His work could be characterized as haunting, searching, and dramatic, full of originality, bursts of color and compelling abstract images. His paintings depict the soul of an artist who is alternatively conflicted, at times perhaps tormented about his spirituality and at times absolutely devoted to it. In New York, after a period of living a secular life, he became involved with the Chabad movement becoming a baal teshuva. He then veered from being deeply committed to his Yiddishkeit to becoming angry at God at the end of his life, flinging off his faith and demanding a secular funeral. The inconsistency that defined his religion also defined his lifestyle. Givati struggled with periods of addiction to drinking and drugs. The result was that he ended up homeless for a time. He was eventually rescued by an art collector who provided him a place to live and a stipend. Givati new quarters, hotel rooms provided him the opportunity to focus on art, and depicting his at times chaotic mind and soul on the “white cloths”, his term for the canvas.
It was during this time that Givati painted most of the paintings currently on exhibit in New York. The paintings, mostly of horses, is said to be based on the famous Broadway play “Equus.” “Givati watched Equus twice, one day after another – once with Richard Burton and once with Tom Courtney, the two actors who shared the part,” recollected Hana Kofler, a well-known Israeli curator and an expert on Givati’s paintings. “This inspired Givati to return to the horse motif when he painted his next series, and appeared in several variations throughout his works,” continued Kofler.

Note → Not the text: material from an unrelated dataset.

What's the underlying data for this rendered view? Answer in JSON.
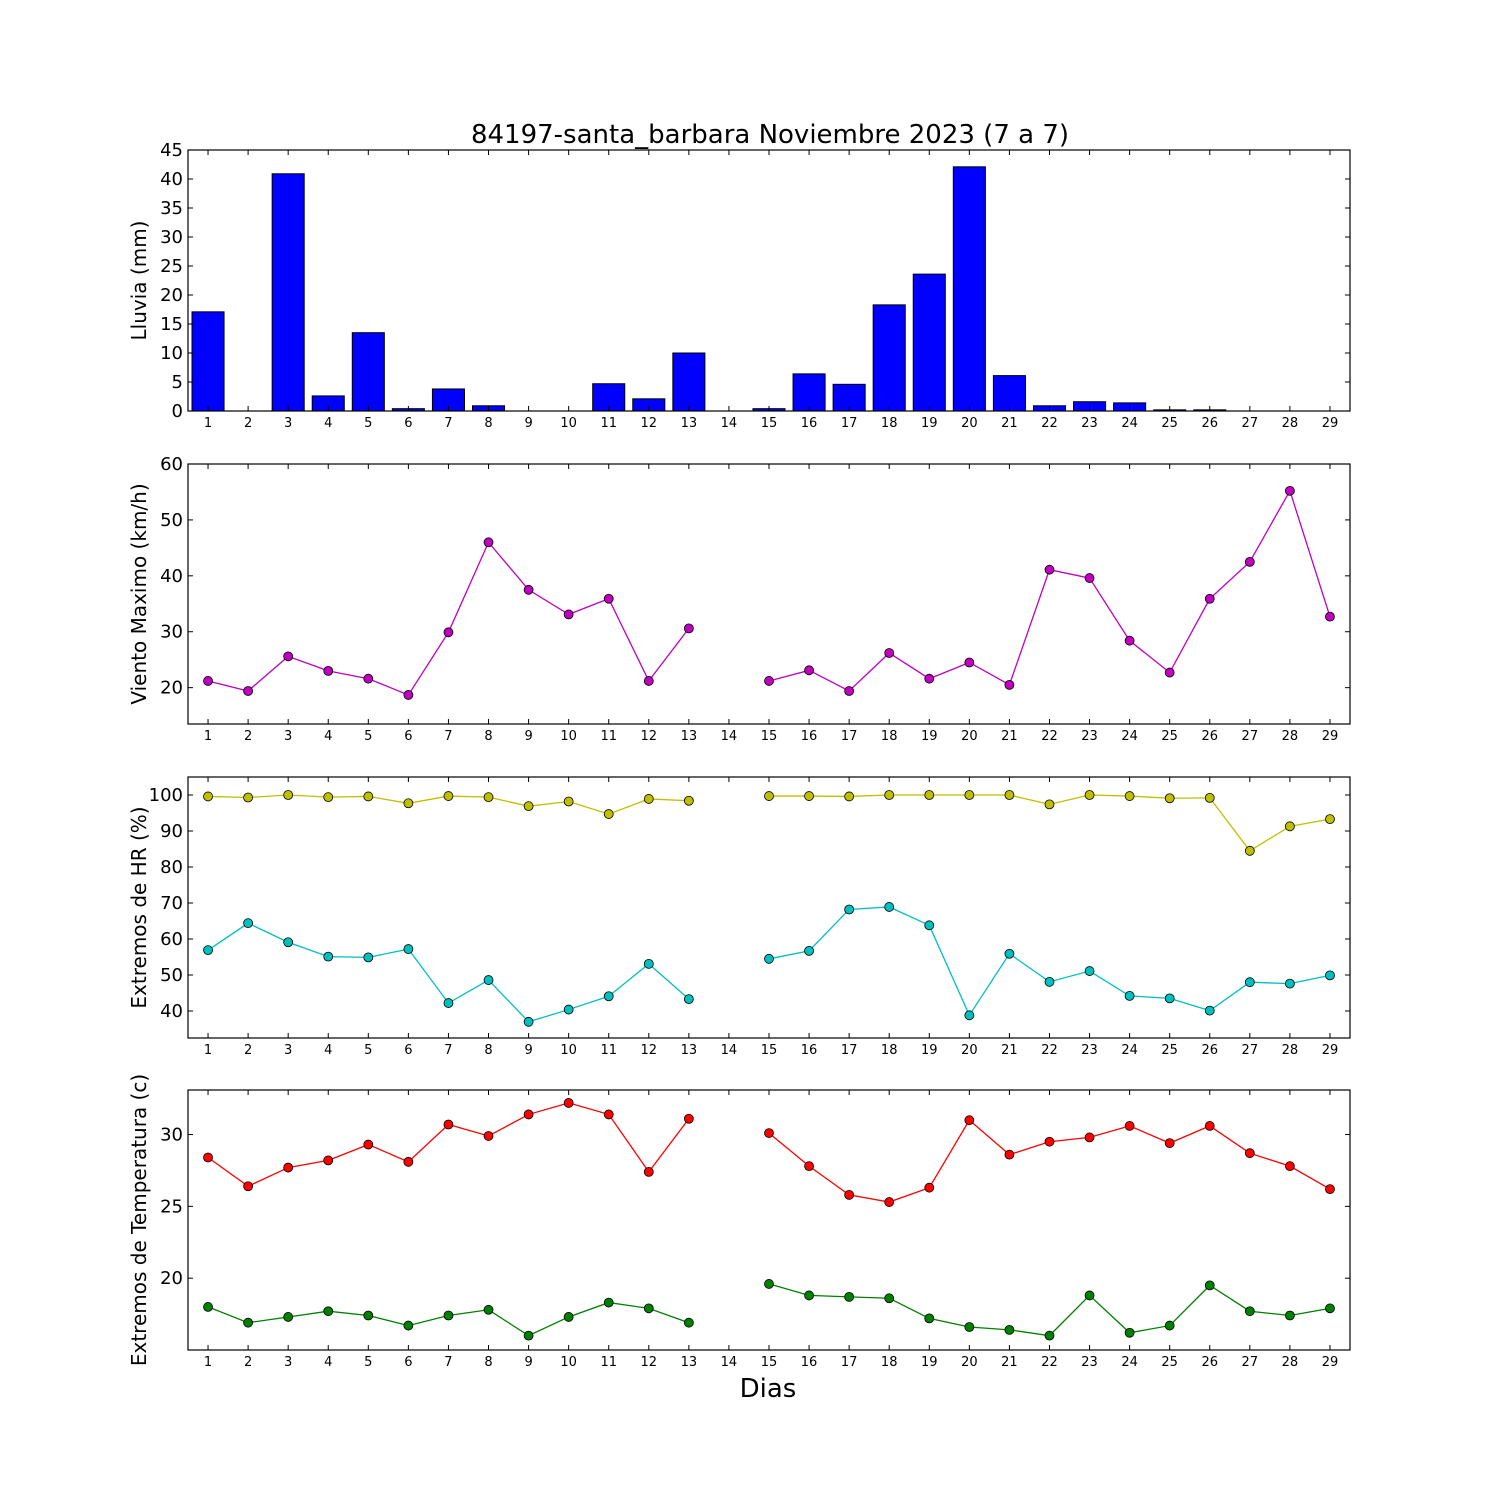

While the horses of Equus were the main theme of Givati’s last paintings, he continued to stay connected to his roots and create art based on the biblical stories. Looking closely at his paintings, one can see clear hints at Givati’s traditions including works that depicted the Binding of Isaac, Joseph’s coat of stripped colors (on a horse of course), and Jonah and the whale..
While he was influenced by the work of artist Larry Rivers, Givati remained unconfined by a specific, narrow style. He said that he painted things that happened inside him and expressed this in his work. This is clearly revealed when looking at his work. It shows a dynamic and wonderful use of color and abstract form, punctuated with diaphanous hues across the spectrum, emanating contemplative spirituality, explosive energy and many variations of feeling in between. One can easily sense the vicissitudes of Givati’s emotions, and the internal interplay of feeling, thought and experiences, driven by the emotional highs and lows that frequently punctuated his turbulent life.
Givati’s series Equus Ambiguity is an apt representation of Givati’s intense emotions and his struggle to find meaning and understanding. The series is based on his favorite play Equus about a boy who inexplicably blinds six horses and a psychiatrist’s analysis of why it happened. Through the vivid, dynamic images Givati seems to be searching for meaning of suffering and why people inflict it. In the midst of spiritual ambiguity Givati sought concrete answers through his art; explanation by way of creation.
By any standard, Givati was a true artist, one who embraced the creative act of painting with trepidation and struggle, with joy and devotion; he lived his life with absolute passion and suffered with passion. The result is evident in his highly emotional, visibly compelling work that evokes the heart and soul of a person who was compelled to create, driven by a search for something he could never really define. This journey makes his paintings all the more interesting, dynamic and intense.
Visitors to Jadite Galleries will have the wonderful opportunity to experience this passion at the exhibit until June 30th.
Jadite Galleries (www.jadite.com), is located at 413 West 50th Street in New York City.